Mungkin saya juga akan tanya ke calon teman hidup itu, sudahkah dia selesai dengan mimpi-mimpinya sendiri? Sudahkah dia kasih yang terbaik untuk keluarganya sebelum kita punya keluarga baru sendiri? Sebelum akhirnya kita punya mimpi-mimpi yang sama untuk dicapai, alangkah baiknya kalau mimpi - mimpi pribadi kita udah tercapai. Karena mimpi-mimpi individu kita belum tentu sama, belum tentu beririsan, bisa jadi saling bertolak belakang.

Kalau belum tercapai, take your time. Saya akan tunggu di sini selama yang saya bisa.

Harus bisa hidup dan setia untuk satu orang di seluruh sisa usia kita (yang kemungkinan bisa puluhan tahun), di untung dan malang, saat sehat dan sakit. Siapa yang bilang ini lebih gampang daripada bikin target pencapaian yang lain? Saya juga masih takut membayangkan akan ada orang yang sangat menggantungkan hidupnya sama saya dan saya harus bertanggung jawab penuh untuk kehidupan dia selama saya hidup. 

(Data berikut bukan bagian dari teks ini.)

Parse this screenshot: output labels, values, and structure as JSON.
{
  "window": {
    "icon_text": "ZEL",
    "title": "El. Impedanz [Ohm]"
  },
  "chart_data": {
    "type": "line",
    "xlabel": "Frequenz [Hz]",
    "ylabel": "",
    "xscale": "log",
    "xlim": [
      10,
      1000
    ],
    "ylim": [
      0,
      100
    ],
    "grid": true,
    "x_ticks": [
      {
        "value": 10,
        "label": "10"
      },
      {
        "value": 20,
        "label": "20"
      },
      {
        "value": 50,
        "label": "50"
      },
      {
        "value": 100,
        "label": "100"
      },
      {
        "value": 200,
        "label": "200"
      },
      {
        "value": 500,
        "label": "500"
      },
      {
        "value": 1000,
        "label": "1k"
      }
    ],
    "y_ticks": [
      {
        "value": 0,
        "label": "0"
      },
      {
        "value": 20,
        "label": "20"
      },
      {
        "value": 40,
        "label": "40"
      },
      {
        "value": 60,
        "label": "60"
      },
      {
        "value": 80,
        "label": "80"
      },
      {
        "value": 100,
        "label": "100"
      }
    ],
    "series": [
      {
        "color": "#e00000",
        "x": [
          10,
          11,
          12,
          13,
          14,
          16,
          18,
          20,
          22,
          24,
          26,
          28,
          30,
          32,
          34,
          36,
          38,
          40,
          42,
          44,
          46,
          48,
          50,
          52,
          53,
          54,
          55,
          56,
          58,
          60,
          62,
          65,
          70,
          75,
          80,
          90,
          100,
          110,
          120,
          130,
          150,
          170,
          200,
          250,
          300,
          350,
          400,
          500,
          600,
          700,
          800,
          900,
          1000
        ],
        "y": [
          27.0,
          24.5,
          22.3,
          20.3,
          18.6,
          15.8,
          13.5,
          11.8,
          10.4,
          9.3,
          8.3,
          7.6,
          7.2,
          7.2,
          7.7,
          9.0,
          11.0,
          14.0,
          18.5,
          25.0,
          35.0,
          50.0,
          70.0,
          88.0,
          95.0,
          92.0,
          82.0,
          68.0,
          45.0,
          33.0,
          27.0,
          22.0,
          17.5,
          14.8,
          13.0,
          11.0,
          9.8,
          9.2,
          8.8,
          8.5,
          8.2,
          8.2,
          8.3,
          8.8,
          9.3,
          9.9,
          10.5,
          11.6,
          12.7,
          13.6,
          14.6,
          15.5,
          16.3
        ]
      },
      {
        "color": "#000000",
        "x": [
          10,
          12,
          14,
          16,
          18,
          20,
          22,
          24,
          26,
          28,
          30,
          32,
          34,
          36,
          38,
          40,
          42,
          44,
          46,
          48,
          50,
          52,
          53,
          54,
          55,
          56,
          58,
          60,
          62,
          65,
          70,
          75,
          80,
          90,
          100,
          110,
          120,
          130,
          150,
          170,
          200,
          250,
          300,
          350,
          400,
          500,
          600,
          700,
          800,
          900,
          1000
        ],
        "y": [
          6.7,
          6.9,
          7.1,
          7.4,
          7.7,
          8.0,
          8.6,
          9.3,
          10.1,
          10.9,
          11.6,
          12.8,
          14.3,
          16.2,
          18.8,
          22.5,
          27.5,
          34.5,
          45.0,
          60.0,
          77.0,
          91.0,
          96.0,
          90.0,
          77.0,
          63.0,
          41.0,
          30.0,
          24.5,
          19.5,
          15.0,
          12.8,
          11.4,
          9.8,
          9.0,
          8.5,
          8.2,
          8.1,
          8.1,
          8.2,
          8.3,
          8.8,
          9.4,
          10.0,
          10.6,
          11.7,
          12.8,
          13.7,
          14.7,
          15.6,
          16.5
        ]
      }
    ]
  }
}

Saya nggak mau, suatu hari nanti, si anak akan bertanya, meskipun cuma dalam hatinya, "Kenapa sih saya mesti dilahirin, padahal saya nggak pernah minta." atau "Kok bisa-bisanya ibu saya pilih bapak yang kayak gini? Nggak ada pilihan lain kah dulu?"

Lebih baik jalan sendiri daripada jalan sama temen jalan yang nggak bikin nyaman. Begitu juga hidup. Lebih baik "hidup sendiri" daripada menghabiskan hidup sama temen hidup yang nggak bener-bener saya ingin dan yakin saya bisa bahagia dan setia sama dia saat untung dan malang, saat sehat dan sakit.